Scarlett Johansson stepped in hot water when it was announced that she would play Dante “Tex” Gill, a transgender man who ran illicit massage parlors in the 1970s, in a film called Rub & Tug. After triggering a wave of backlash, she stepped down from the role. “I’ve learned a lot from the community since making my first statement about my casting and realize it was insensitive,” Johansson said at the time.
Now the project has been resuscitated and reinvented as a TV series. Its pilot will be written by Emmy-nominated Pose and Transparent writer-producer Our Lady J, according to Deadline. In addition, New Regency has committed to casting a trans actor in the lead role of Gill, a complex, fascinating figure in Pittsburgh’s organized crime scene in the 1970s.
“Tex’s life story is like no other, and the rich landscape of this unexplored moment in time has truly captured my imagination,” Our Lady J said in a statement, per Deadline. “I couldn’t be more excited about the opportunity to write a gangster drama based on such a fascinating and diverse web of queer characters. The show is about the promise of reinvention, and the peril of losing oneself in the process. Tex Gill was out and proud in an era—the late 1970s—when living authentically came with the price of social ostracization, leaving him vulnerable to a life of crime and lawlessness. Having grown up in Pennsylvania myself, I’m also excited to delve deep into Pittsburgh’s underbelly as it unspools the story of Tex’s remarkable life—it’s also the story of a city’s struggle for rebirth and a proud community’s efforts to make its voice heard.”
Cindy Bruno Gill, Gill’s widow, will serve as a consultant on the series, as will journalist and author Brendan Koerner. Both were attached to the original version of the project.
“I am excited to be working with Our Lady J and New Regency to honor Tex’s memory by telling his story the way he would want to be remembered,” Bruno Gill said in a statement. “Tex was transgender at a time when being transgender meant facing great discrimination, yet he was fearless about being himself in a way that inspired those who knew him to be proud of who they were too. Our Lady J is the perfect person to give voice to Tex’s story, and I know he would be proud of the evolution of this project.”
The show does not yet have a streamer or network attached.

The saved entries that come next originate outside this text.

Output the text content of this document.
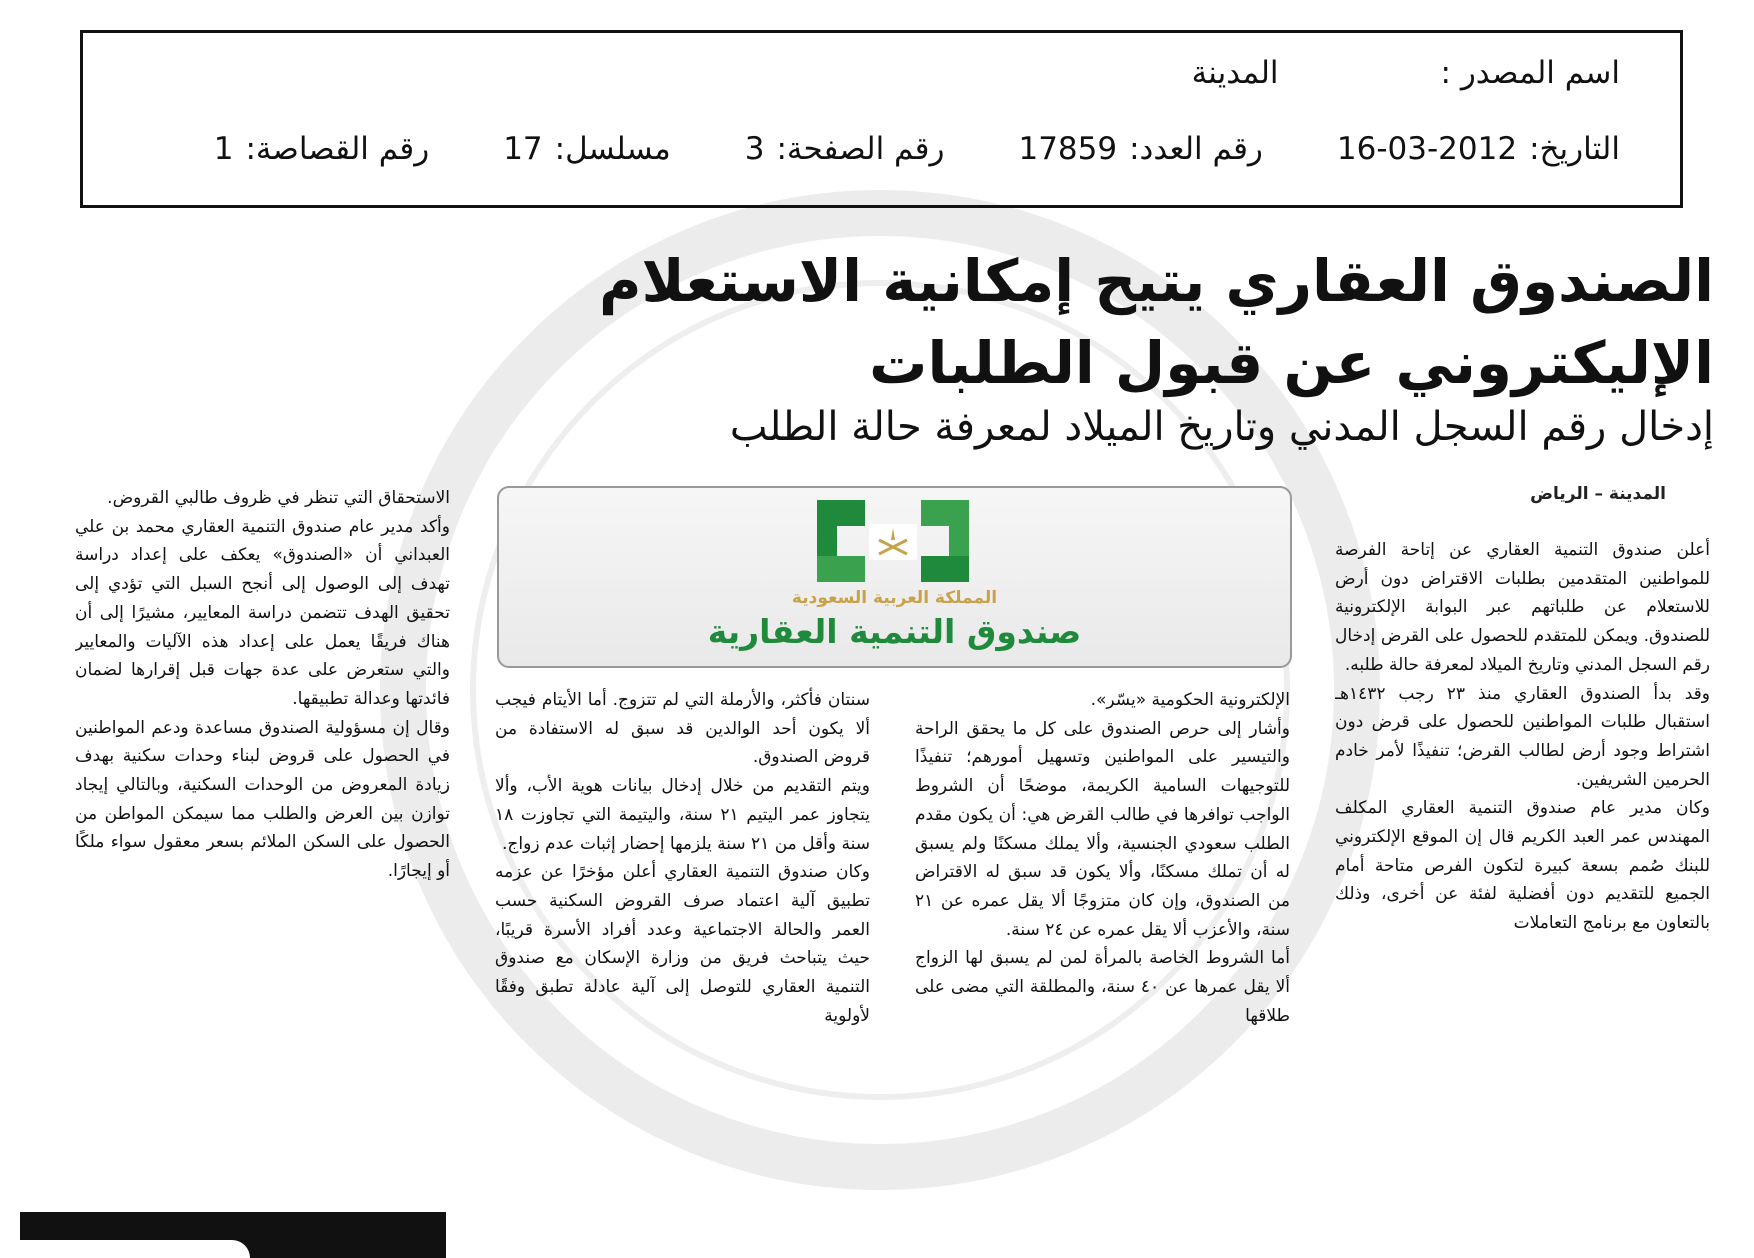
اسم المصدر :
المدينة
التاريخ:
16-03-2012
رقم العدد:
17859
رقم الصفحة:
3
مسلسل:
17
رقم القصاصة:
1
الصندوق العقاري يتيح إمكانية الاستعلام
الإليكتروني عن قبول الطلبات
إدخال رقم السجل المدني وتاريخ الميلاد لمعرفة حالة الطلب
المدينة – الرياض

أعلن صندوق التنمية العقاري عن إتاحة الفرصة للمواطنين المتقدمين بطلبات الاقتراض دون أرض للاستعلام عن طلباتهم عبر البوابة الإلكترونية للصندوق. ويمكن للمتقدم للحصول على القرض إدخال رقم السجل المدني وتاريخ الميلاد لمعرفة حالة طلبه.

وقد بدأ الصندوق العقاري منذ ٢٣ رجب ١٤٣٢هـ استقبال طلبات المواطنين للحصول على قرض دون اشتراط وجود أرض لطالب القرض؛ تنفيذًا لأمر خادم الحرمين الشريفين.

وكان مدير عام صندوق التنمية العقاري المكلف المهندس عمر العبد الكريم قال إن الموقع الإلكتروني للبنك صُمم بسعة كبيرة لتكون الفرص متاحة أمام الجميع للتقديم دون أفضلية لفئة عن أخرى، وذلك بالتعاون مع برنامج التعاملات

المملكة العربية السعودية
صندوق التنمية العقارية

الإلكترونية الحكومية «يسّر».

وأشار إلى حرص الصندوق على كل ما يحقق الراحة والتيسير على المواطنين وتسهيل أمورهم؛ تنفيذًا للتوجيهات السامية الكريمة، موضحًا أن الشروط الواجب توافرها في طالب القرض هي: أن يكون مقدم الطلب سعودي الجنسية، وألا يملك مسكنًا ولم يسبق له أن تملك مسكنًا، وألا يكون قد سبق له الاقتراض من الصندوق، وإن كان متزوجًا ألا يقل عمره عن ٢١ سنة، والأعزب ألا يقل عمره عن ٢٤ سنة.

أما الشروط الخاصة بالمرأة لمن لم يسبق لها الزواج ألا يقل عمرها عن ٤٠ سنة، والمطلقة التي مضى على طلاقها

سنتان فأكثر، والأرملة التي لم تتزوج. أما الأيتام فيجب ألا يكون أحد الوالدين قد سبق له الاستفادة من قروض الصندوق.

ويتم التقديم من خلال إدخال بيانات هوية الأب، وألا يتجاوز عمر اليتيم ٢١ سنة، واليتيمة التي تجاوزت ١٨ سنة وأقل من ٢١ سنة يلزمها إحضار إثبات عدم زواج.

وكان صندوق التنمية العقاري أعلن مؤخرًا عن عزمه تطبيق آلية اعتماد صرف القروض السكنية حسب العمر والحالة الاجتماعية وعدد أفراد الأسرة قريبًا، حيث يتباحث فريق من وزارة الإسكان مع صندوق التنمية العقاري للتوصل إلى آلية عادلة تطبق وفقًا لأولوية

الاستحقاق التي تنظر في ظروف طالبي القروض.

وأكد مدير عام صندوق التنمية العقاري محمد بن علي العبداني أن «الصندوق» يعكف على إعداد دراسة تهدف إلى الوصول إلى أنجح السبل التي تؤدي إلى تحقيق الهدف تتضمن دراسة المعايير، مشيرًا إلى أن هناك فريقًا يعمل على إعداد هذه الآليات والمعايير والتي ستعرض على عدة جهات قبل إقرارها لضمان فائدتها وعدالة تطبيقها.

وقال إن مسؤولية الصندوق مساعدة ودعم المواطنين في الحصول على قروض لبناء وحدات سكنية بهدف زيادة المعروض من الوحدات السكنية، وبالتالي إيجاد توازن بين العرض والطلب مما سيمكن المواطن من الحصول على السكن الملائم بسعر معقول سواء ملكًا أو إيجارًا.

Back in 2018, Rub & Tug was envisioned as a film starring Johansson and directed by Rupert Sanders. The pair had recently collaborated on Ghost in the Shell, a critically maligned, whitewashed adaptation of the popular Japanese manga. After Johansson’s casting in Rub & Tug was announced, there was instant backlash, spurring the actor to initially act defensively toward critics. “Tell them that they can be directed to Jeffrey Tambor, Jared Leto, and Felicity Huffman’s reps for comment,” her rep said at the time in a statement to Bustle, noting cisgender actors who had played trans characters in the past. Johansson quickly issued a contrite follow-up statement and departed the project.
In a 2019 cover story for Vanity Fair, Johansson admitted she “mishandled” the situation. “I felt terribly about it,” she said. “To feel like you’re kind of tone-deaf to something is not a good feeling.” Two years later the project has, at last, nearly come full circle. In the meantime, go watch Disclosure on Netflix, in which actor Jen Richards neatly explains why it’s problematic for cis actors, particularly cis men, to play trans characters onscreen.